Sérgio Telles – Os pacientes nos relatam suas vidas, suas preocupações, seus medos, suas angústias, seus sonhos, seus amores e ódios, seus desejos sexuais, suas loucuras. Esse relato, que é feito em ritmo de associação livre, usa de todo o repertório cultural próprio a cada paciente. É claro que aqueles que gostam de cinema frequentemente se identificam com personagens e situações expostas nos filmes e incluem tal material em seus relatos, proporcionando ao analista mais elementos para sua compreensão.

M&C – Como onde surgiu a idéia de produzir livros O psicanalista vai ao cinema I e II ?

Sérgio Telles – Acho que o cinema é excelente meio para divulgar a psicanálise e foi com este intuito que escrevi estes livros. Penso ser a esse um dever de todo psicanalista, especialmente num momento como este que atravessamos, no qual a descoberta freudiana do inconsciente é totalmente desconsiderada e relegada a um segundo plano, considerado uma “velharia” frente a novos produtos como o cognitivismo.

M&C – Qual seu critério para selecionar os filmes?

Sérgio Telles – Escolho aqueles filmes nos quais o enredo privilegia os conflitos psíquicos internos dos personagens, fazendo com que suas manifestações inconscientes aflorem, criando situações que me estimulam a produção de interpretações e construções psicanalíticas. Supostamente o espectador deveria se identificar com tais personagens e situações, realizando uma catarse, como Freud descreveu ao analisar a reação da platéia ao assistir Edipo Rei, de Sófocles. Mas, tal como naquela ocasião, isso se dá sem que o espectador entenda seus motivos. Ao propor-lhe uma interpretação, da mesma forma como Freud nos proporcionou, gostaria de aumentar a compreensão do leitor tanto da obra como de si mesmo.

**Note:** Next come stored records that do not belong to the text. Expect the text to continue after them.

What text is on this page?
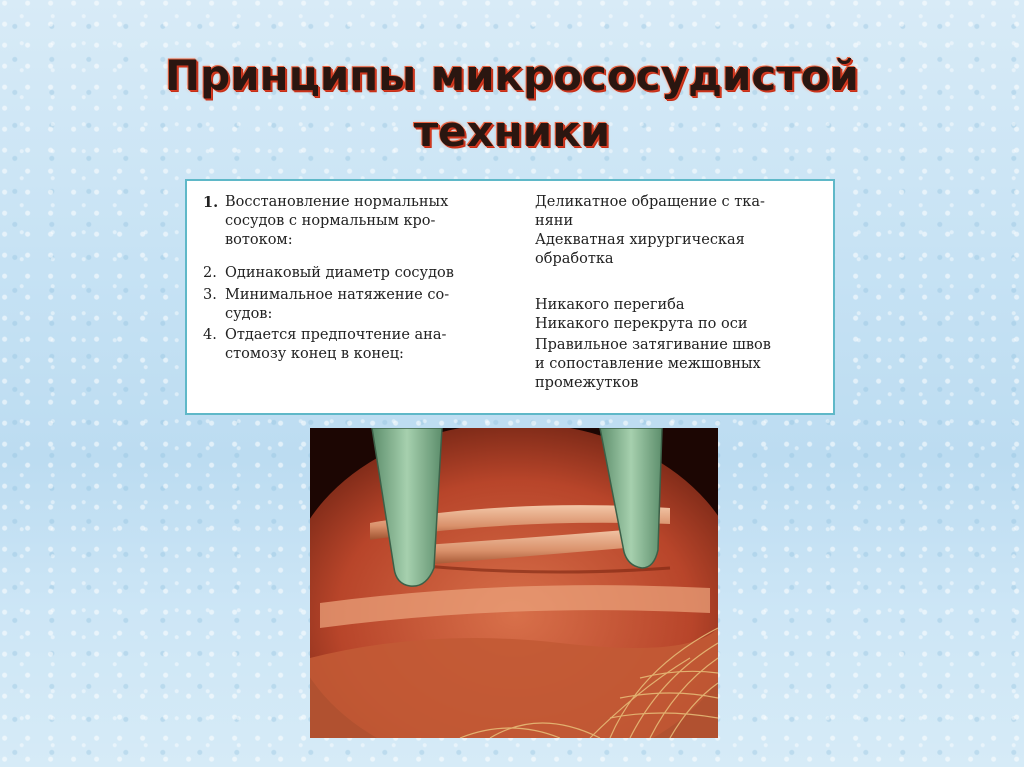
Принципы микрососудистой
техники
1. Восстановление нормальных
сосудов с нормальным кро-
вотоком:
2. Одинаковый диаметр сосудов
3. Минимальное натяжение со-
судов:
4. Отдается предпочтение ана-
стомозу конец в конец:
Деликатное обращение с тка-
няни
Адекватная хирургическая
обработка
Никакого перегиба
Никакого перекрута по оси
Правильное затягивание швов
и сопоставление межшовных
промежутков
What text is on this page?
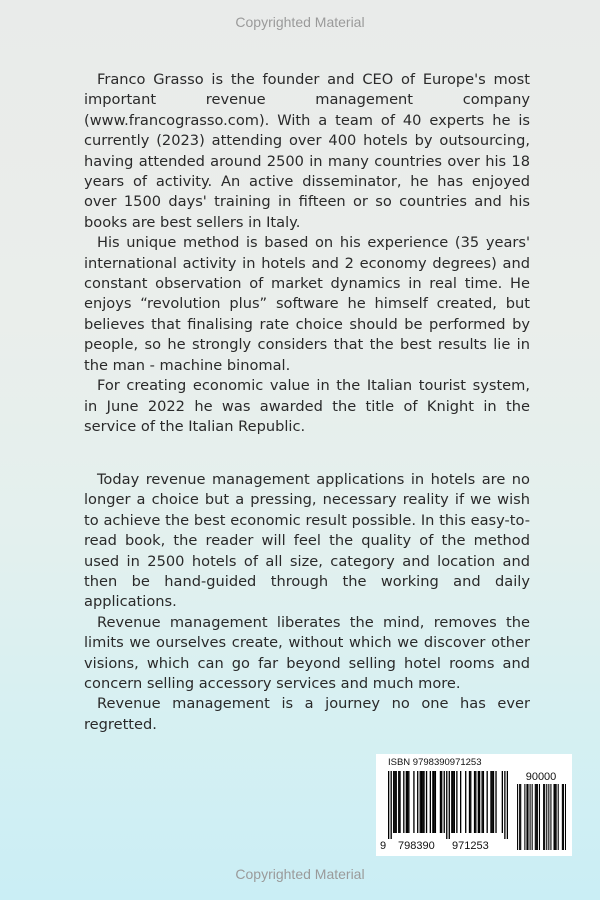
Copyrighted Material

Franco Grasso is the founder and CEO of Europe's most important revenue management company (www.francograsso.com). With a team of 40 experts he is currently (2023) attending over 400 hotels by outsourcing, having attended around 2500 in many countries over his 18 years of activity. An active disseminator, he has enjoyed over 1500 days' training in fifteen or so countries and his books are best sellers in Italy.

His unique method is based on his experience (35 years' international activity in hotels and 2 economy degrees) and constant observation of market dynamics in real time. He enjoys “revolution plus” software he himself created, but believes that finalising rate choice should be performed by people, so he strongly considers that the best results lie in the man - machine binomal.

For creating economic value in the Italian tourist system, in June 2022 he was awarded the title of Knight in the service of the Italian Republic.

Today revenue management applications in hotels are no longer a choice but a pressing, necessary reality if we wish to achieve the best economic result possible. In this easy-to-read book, the reader will feel the quality of the method used in 2500 hotels of all size, category and location and then be hand-guided through the working and daily applications.

Revenue management liberates the mind, removes the limits we ourselves create, without which we discover other visions, which can go far beyond selling hotel rooms and concern selling accessory services and much more.

Revenue management is a journey no one has ever regretted.

ISBN 9798390971253
90000
9 798390 971253
Copyrighted Material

M&C – Acredita que seus textos poderiam ser usados na prática terapêutica (em grupos, instituições etc.)? De que maneira?

Sérgio Telles – Algumas vezes fui abordado por professores de psicologia que me disseram usar o livro em suas aulas como ilustrações da teoria, o que me deixou muito feliz.

M&C – Seria possível escolher três entre seus filmes preferidos e dizer por que os prefere?

Sérgio Telles – É uma difícil escolha, mas no momento me vem à mente todos os filmes de Peter Greenaway e de David Lynch. Eles me proporcionam um grande prazer intelectual ao me obrigarem a encontrar um sentido naquilo que seria mais fácil desprezar como sendo de impossível compreensão. Refiro-me especificamente ao Inland Empire, o último filme de Lynch.